This is one of the toughest things, from what I read you would have gotten an air-high 5 from me!!!! Regardless if she thought you were rude, she still spent the time and energy tracking you down and calling to complain. Kudos for killing her with kindness! CUSTOMER clearly didn’t really want those shears especially if she couldn’t walk 5 aisles over without complaining. A rude or funny response to this customer should’ve been can I suggest a pair of our kid safe cutting shears.


----------



## dannyy315 (Aug 12, 2020)

Karen is conditioning her daughter too I see, Karens training the future Karens of the world.


----------



## BurgerBob (Aug 18, 2020)

*guest appears at 9pm*
"Do you have any nintendo switches?"
"No, sorry we sold out at *checks my device* 821am"
"Buuut the website says you have sooooome"
*queue usual spiel about high demand products * 
"Buuuut the website says you have sooooommmmee and little timmy did soooo well at schooool"

*meanwhile little  timmy is licking a support pole or rubbing his face on  the game security cases*


----------



## FlowTeamChick (Aug 18, 2020)

Like others have said, don't sweat it any more than you already have.  Some people seem to enjoy picking fights, especially with those who are *supposed* to be nice to them - like retail workers!  Honestly, life is just too dang short to let those people take up any space in your head.


----------



## darman210 (Jun 23, 2021)

Rarejem said:


> When guests use the word "rude" to me I will go to my TL immediately and let them know exactly what happened and tell them to expect a guest complaint.  I think it's better to let them know the circumstances ahead of time so that they can respond appropriately when the complaint comes.  It is usually "tone"... whether intended or not.*  I once had an SD tell us that "perception is reality" when it comes to a guest.  If they think you're rude, you've been rude in their perception.  It isn't really fair because there isn't any intent, but it's there.  We don't know what or who put them into the mindset before they encountered you, but, sadly, it happens.  *Circumvent, breathe, and move on with a good attitude.  You know you weren't rude, your leader knows you weren't rude. Don't let it ruin your day.


----------



## darman210 (Jun 23, 2021)

This! Earlier tonight a woman accused me of ignoring her to help someone else. I explained I was multitasking by helping other people while she was staring at phones. Anyway, I called the ETL over and he talked with her. Halfway into the conversation it was clear to me that she was just determined to be wronged.


----------



## NKG (Jun 24, 2021)

darman210 said:


> This! Earlier tonight a woman accused me of ignoring her to help someone else. I explained I was multitasking by helping other people while she was staring at phones. Anyway, I called the ETL over and he talked with her. Halfway into the conversation it was clear to me that she was just determined to be wronged.

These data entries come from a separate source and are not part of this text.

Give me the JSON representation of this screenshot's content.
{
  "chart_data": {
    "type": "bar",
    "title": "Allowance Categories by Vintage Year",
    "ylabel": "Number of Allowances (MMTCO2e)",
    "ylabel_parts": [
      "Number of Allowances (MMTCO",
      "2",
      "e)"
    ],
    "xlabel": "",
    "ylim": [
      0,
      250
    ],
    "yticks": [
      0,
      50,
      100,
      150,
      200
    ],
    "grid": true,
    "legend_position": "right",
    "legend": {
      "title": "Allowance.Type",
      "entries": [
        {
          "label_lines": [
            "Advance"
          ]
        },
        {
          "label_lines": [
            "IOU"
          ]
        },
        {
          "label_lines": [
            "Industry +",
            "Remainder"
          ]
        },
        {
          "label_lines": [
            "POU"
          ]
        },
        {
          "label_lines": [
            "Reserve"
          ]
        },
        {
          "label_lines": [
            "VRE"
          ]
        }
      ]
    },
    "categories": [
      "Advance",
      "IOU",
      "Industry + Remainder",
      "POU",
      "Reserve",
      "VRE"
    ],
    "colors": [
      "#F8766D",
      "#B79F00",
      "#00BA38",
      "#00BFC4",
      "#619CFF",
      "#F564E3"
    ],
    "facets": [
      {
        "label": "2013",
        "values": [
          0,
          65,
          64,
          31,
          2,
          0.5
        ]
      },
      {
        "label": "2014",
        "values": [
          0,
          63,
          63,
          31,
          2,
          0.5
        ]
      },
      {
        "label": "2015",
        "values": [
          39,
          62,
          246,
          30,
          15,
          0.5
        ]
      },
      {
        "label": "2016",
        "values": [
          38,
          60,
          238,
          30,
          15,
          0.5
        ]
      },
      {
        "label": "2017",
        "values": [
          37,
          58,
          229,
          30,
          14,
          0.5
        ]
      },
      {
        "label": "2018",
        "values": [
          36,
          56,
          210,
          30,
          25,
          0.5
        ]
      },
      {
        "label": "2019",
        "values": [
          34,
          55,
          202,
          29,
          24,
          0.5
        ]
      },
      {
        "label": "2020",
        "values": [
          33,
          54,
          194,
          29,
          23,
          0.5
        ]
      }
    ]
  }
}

I had to take a manager call and the lady took pictures of my name then said she was going to call corporate on me. I was like go ahead and Nothing happened to it so I wouldn't be concerned unless your actually rude


----------



## Planosss enraged (Jun 24, 2021)

I ignore people all the time, it’s better that way.


----------



## Patty (Aug 14, 2021)

That would really upset and embarrass me, but at the same time, I would think it was funny.  At the least, it gives you something to talk about and a chance to be righteously indignant.  Some days I love to get on a high horse about stuff like that😜😜😜


----------